Ghost guns went from being relatively rare to ubiquitous in a pretty short time span, accounting for more than 18 percent of all crime guns recovered in California in 2021, up from less than 1 percent in 2016. The increase was evident in crimes of all types, including a dramatic 4,600 percent increase in ghost guns recovered from gun homicides of police officers and a 1,200 percent increase from domestic violence crimes.

But in the years since, those trends have reversed. Here’s how that happened.

The surge was fueled by a fast-growing industry selling nearly complete, finish-it-yourself gun kits. These ghost gun kits posed two major regulatory and public safety problems.

First, they weren’t legally considered firearms, which meant they could be sold without licenses, background checks, serial numbers, or record-keeping requirements. Because the kits could be sold without a background check, they became popular among people who otherwise couldn’t legally buy guns. 

And second, the lack of a serial number on the finished “ghost gun,” once completed, presents a significant challenge for law enforcement, which needs serial numbers to trace firearms for leads in criminal investigations.

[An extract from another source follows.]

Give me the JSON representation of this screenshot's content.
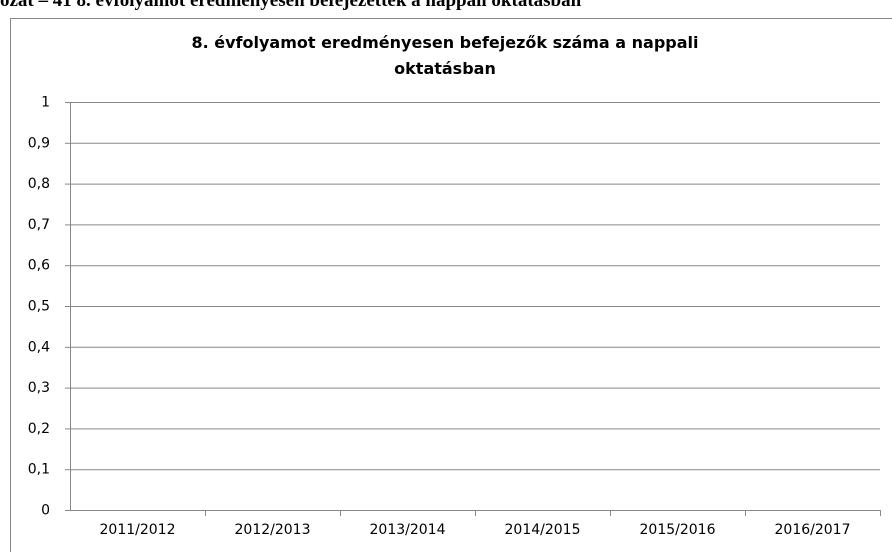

President Joe Biden began addressing those problems shortly after taking office in 2021. In one of his first official acts on gun violence, Biden directed the ATF and Justice Department to regulate ghost guns. The agency followed up with a new rule that deemed nearly complete ghost gun kits to be firearms, required manufacturers to serialize the weapon components, and subjected those guns to background checks. It took effect in August 2022.